Я еще ничегошеньки не уразумела, а Балков с Юрьевым уже стояли в выставочных стойках возле двери. Более нервный и порывистый Борис облизывал пересохшие губы.
— Слышь, инвалид… — вдруг охрип слесарь.
Замахиваться на вооруженного костылем Измайлова сантехническим инструментом бесполезно. Тем более, что Балков и Юрьев всегда готовы обеспечить шефу устойчивость. Пока парни что-то специфическое делали с Колей Муравьевым в ванной, Измайлов заглянул в комнату, увидел меня и коротко велел:
— Брысь.
Я, как была босиком, пустилась наутек. Сзади слабели вопли слесаря: «Ненавижу, ненавижу, ненавижу… Получилось, я для Славки Ивнева старался…»
Измайлов позвонил в восемь вечера.

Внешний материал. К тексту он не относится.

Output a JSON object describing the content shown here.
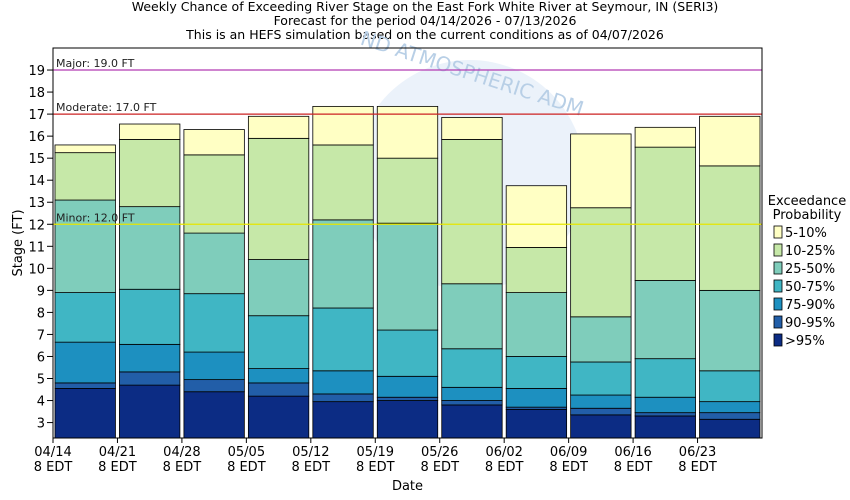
{
  "chart_data": {
    "type": "bar",
    "stacked": true,
    "title_lines": [
      "Weekly Chance of Exceeding River Stage on the East Fork White River at Seymour, IN (SERI3)",
      "Forecast for the period 04/14/2026 - 07/13/2026",
      "This is an HEFS simulation based on the current conditions as of 04/07/2026"
    ],
    "xlabel": "Date",
    "ylabel": "Stage (FT)",
    "ylim": [
      2.3,
      20
    ],
    "yticks": [
      3,
      4,
      5,
      6,
      7,
      8,
      9,
      10,
      11,
      12,
      13,
      14,
      15,
      16,
      17,
      18,
      19
    ],
    "xtick_labels": [
      {
        "date": "04/14",
        "time": "8 EDT"
      },
      {
        "date": "04/21",
        "time": "8 EDT"
      },
      {
        "date": "04/28",
        "time": "8 EDT"
      },
      {
        "date": "05/05",
        "time": "8 EDT"
      },
      {
        "date": "05/12",
        "time": "8 EDT"
      },
      {
        "date": "05/19",
        "time": "8 EDT"
      },
      {
        "date": "05/26",
        "time": "8 EDT"
      },
      {
        "date": "06/02",
        "time": "8 EDT"
      },
      {
        "date": "06/09",
        "time": "8 EDT"
      },
      {
        "date": "06/16",
        "time": "8 EDT"
      },
      {
        "date": "06/23",
        "time": "8 EDT"
      }
    ],
    "thresholds": [
      {
        "name": "Major",
        "label": "Major: 19.0 FT",
        "value": 19.0,
        "color": "#b23bb2"
      },
      {
        "name": "Moderate",
        "label": "Moderate: 17.0 FT",
        "value": 17.0,
        "color": "#cc2222"
      },
      {
        "name": "Minor",
        "label": "Minor: 12.0 FT",
        "value": 12.0,
        "color": "#e6e600"
      }
    ],
    "legend": {
      "title_lines": [
        "Exceedance",
        "Probability"
      ],
      "placement": "right",
      "items": [
        {
          "label": "5-10%",
          "color": "#ffffc4"
        },
        {
          "label": "10-25%",
          "color": "#c6e8a8"
        },
        {
          "label": "25-50%",
          "color": "#7fcdbb"
        },
        {
          "label": "50-75%",
          "color": "#40b6c4"
        },
        {
          "label": "75-90%",
          "color": "#1d90c0"
        },
        {
          "label": "90-95%",
          "color": "#225ea8"
        },
        {
          "label": ">95%",
          "color": "#0c2c84"
        }
      ]
    },
    "bars": [
      {
        "week": "04/14",
        "stages": [
          4.55,
          4.8,
          6.65,
          8.9,
          13.1,
          15.25,
          15.6
        ]
      },
      {
        "week": "04/21",
        "stages": [
          4.7,
          5.3,
          6.55,
          9.05,
          12.8,
          15.85,
          16.55
        ]
      },
      {
        "week": "04/28",
        "stages": [
          4.4,
          4.95,
          6.2,
          8.85,
          11.6,
          15.15,
          16.3
        ]
      },
      {
        "week": "05/05",
        "stages": [
          4.2,
          4.8,
          5.45,
          7.85,
          10.4,
          15.9,
          16.9
        ]
      },
      {
        "week": "05/12",
        "stages": [
          3.95,
          4.3,
          5.35,
          8.2,
          12.2,
          15.6,
          17.35
        ]
      },
      {
        "week": "05/19",
        "stages": [
          4.0,
          4.15,
          5.1,
          7.2,
          12.05,
          15.0,
          17.35
        ]
      },
      {
        "week": "05/26",
        "stages": [
          3.8,
          4.0,
          4.6,
          6.35,
          9.3,
          15.85,
          16.85
        ]
      },
      {
        "week": "06/02",
        "stages": [
          3.6,
          3.7,
          4.55,
          6.0,
          8.9,
          10.95,
          13.75
        ]
      },
      {
        "week": "06/09",
        "stages": [
          3.35,
          3.65,
          4.25,
          5.75,
          7.8,
          12.75,
          16.1
        ]
      },
      {
        "week": "06/16",
        "stages": [
          3.3,
          3.45,
          4.15,
          5.9,
          9.45,
          15.5,
          16.4
        ]
      },
      {
        "week": "06/23",
        "stages": [
          3.15,
          3.45,
          3.95,
          5.35,
          9.0,
          14.65,
          16.9
        ]
      }
    ],
    "series_note": "stages[i] = top stage of segment for each probability band, bottom (>95%) to top (5-10%)"
  },
  "watermark": "NATIONAL OCEANIC AND ATMOSPHERIC ADMINISTRATION"
}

Двенадцать часов прошло. Всего или целых?
— Поля, ты у меня туфли забыла.
— Да, и мне их остро не хватает.
— Так спускайся в тапочках, по-домашнему.
— А в подъезде никого больше…
— Зайчиха ты, Поля. Ладно, высылаю Балкова встречать.
«В тапочках…» Скажет тоже. Будто у меня одна пара туфель. Принарядившись поненавязчивей, я вспомнила, что Измайлов не дает Сергею и Борису спиртного. Но ведь арест преступника — событие и, следовательно, повод?
Очухался мой телефон.
— Полина, — заорал в трубку Слава Ивнев, — я остался жив. Кольку Муравьева повязали! Приходи ко мне пьянствовать, обмоем это дело в скопившейся пыли. Мы с Норой уже такие косые!
Мне хотелось спросить, не тянет ли булыжник за пазухой. Но человек остался жив, стоит ли лезть к нему с обидами?
— Слава, я искренне за вас рада. Но вы вдвоем боролись за спасение, вдвоем и отмечайте.
Сомнений больше не было. У них праздник, и у нас праздник. Я достала бутылку шампанского и вышла. Сергей терпеливо дожидался меня, дымя на ступеньках.